Now Great Eagle also thought he was dead, so he laid him on a ledge of rocks near the nest. At once Tlecsa killed Great Eagle and pulled out his tail feathers. Then he tied an eaglet to each wrist and commanded them to fly down with him. When they reached the valley far below, Tlecsa pulled the large feathers out of the eaglets’ wings and tails, and gave them to his brothers. He said to the eaglets, “Hereafter you shall be ordinary eagles. You shall have no power to kill people, and Indians shall ornament their heads and weapons with your feathers;” and it was so.
FOOTNOTES
[1]The scenic pictures in this volume were selected to show the magnificence and beauty of the home of many of these myths.
[2]These Indian houses were made with rough, loose boards on the sides and top, which were shifted to let the smoke out, and in summer to let the breeze in. The fire was always in the center of such one-room houses, and the usual smoke hole was immediately above it.
[3]The warm wind of the North Pacific Coast is called a chinook.

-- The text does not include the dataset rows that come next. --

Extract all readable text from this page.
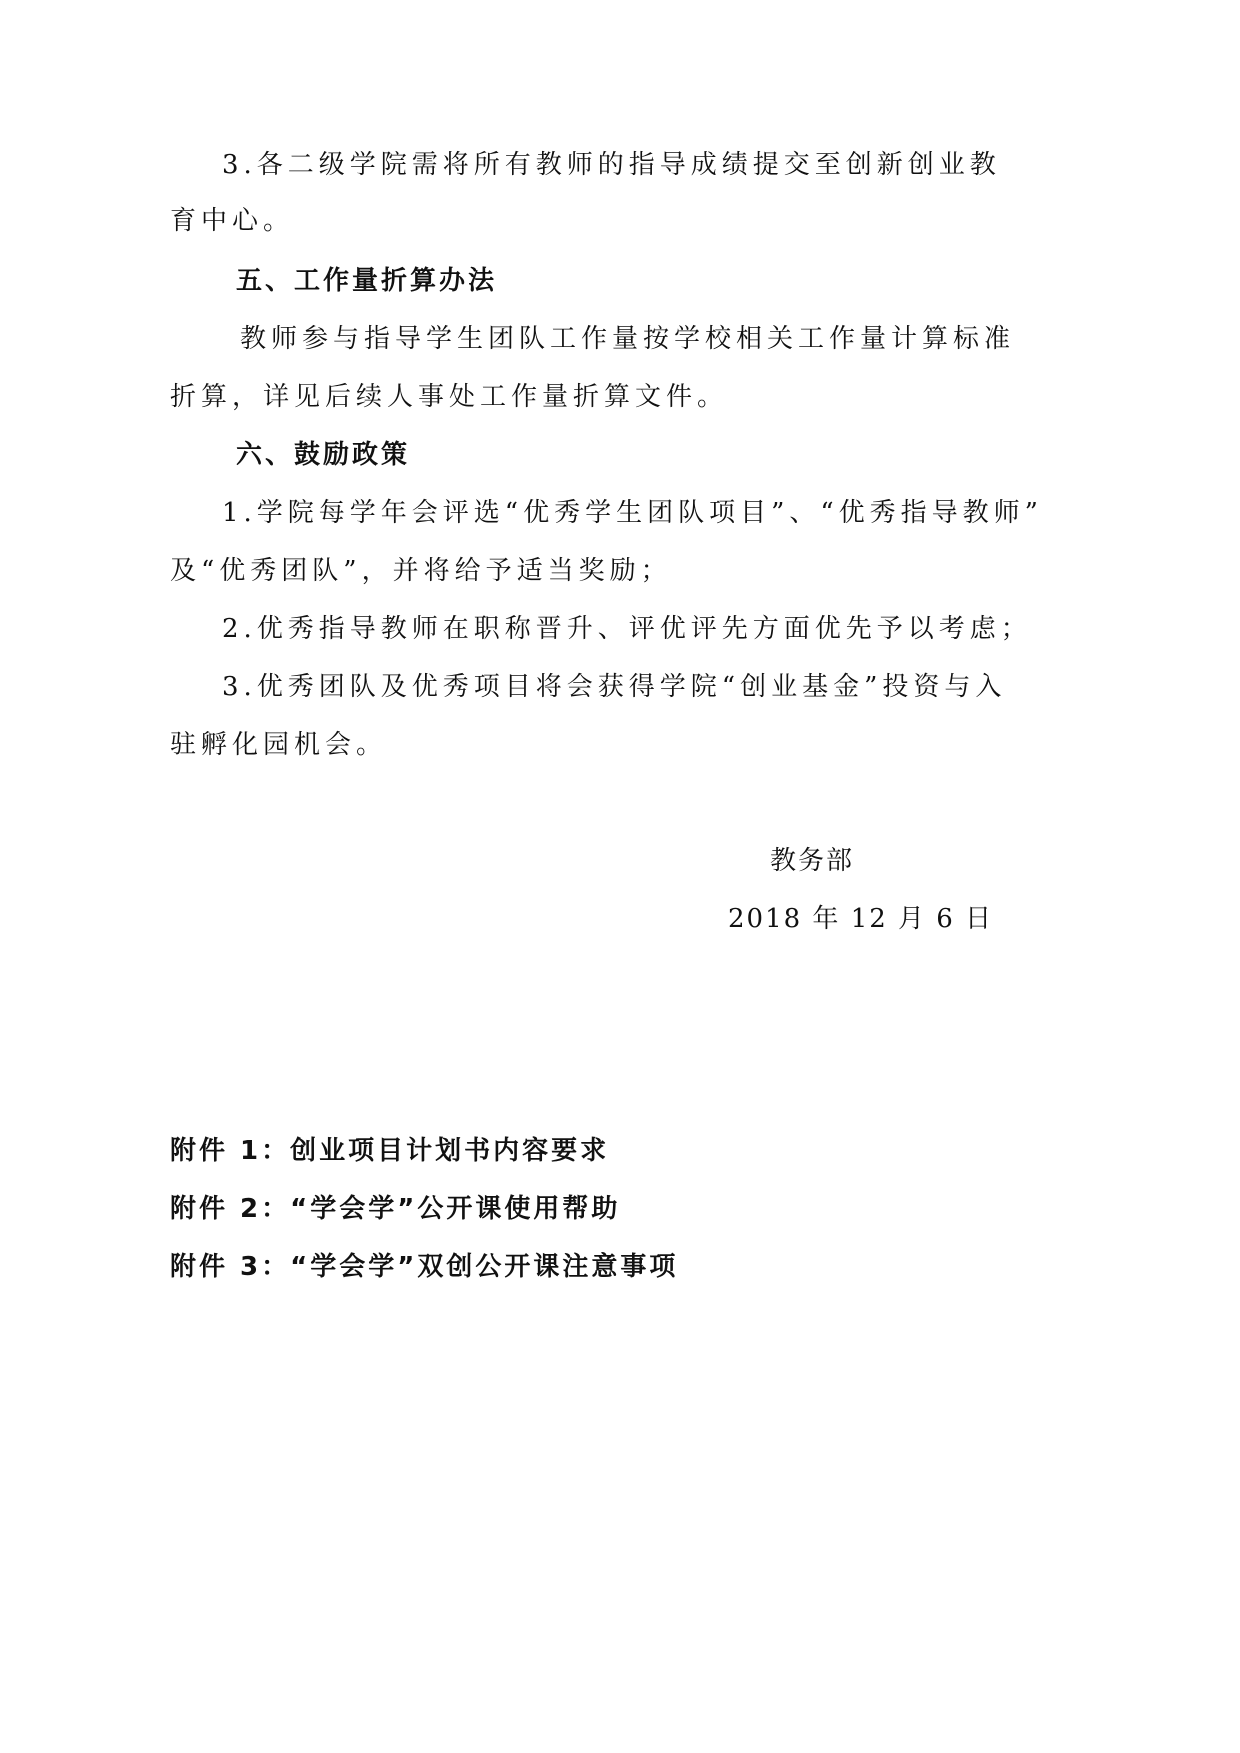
3.各二级学院需将所有教师的指导成绩提交至创新创业教
育中心。
五、工作量折算办法
教师参与指导学生团队工作量按学校相关工作量计算标准
折算，详见后续人事处工作量折算文件。
六、鼓励政策
1.学院每学年会评选“优秀学生团队项目”、“优秀指导教师”
及“优秀团队”，并将给予适当奖励；
2.优秀指导教师在职称晋升、评优评先方面优先予以考虑；
3.优秀团队及优秀项目将会获得学院“创业基金”投资与入
驻孵化园机会。
教务部
2018 年 12 月 6 日
附件 1：创业项目计划书内容要求
附件 2：“学会学”公开课使用帮助
附件 3：“学会学”双创公开课注意事项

[4]Devilfish was the usual bait in halibut fishing.
[5]This myth is said to give an excellent idea of climatic conditions along part of the Northwest Coast—largely a struggle between the rainy southeast wind and the cold north wind.
[6]Told by all Cree Indians, but of course influenced by contact with the white race.
[7]Popularly called Whiskey Jack, though the word is Indian. It means “meat bird,” as this Canadian jay is fond of meat and therefore is a great torment around camps.
[8]The name appears under various spellings—Manibozho, Nanebojo, etc. Nenebuc appears among many tribes centering around the Great Lakes, though the myth is essentially Ojibwa. Other versions of it, received from the American Ojibwas, will be found in the author’s Myths and Legends of the Mississippi Valley and the Great Lakes.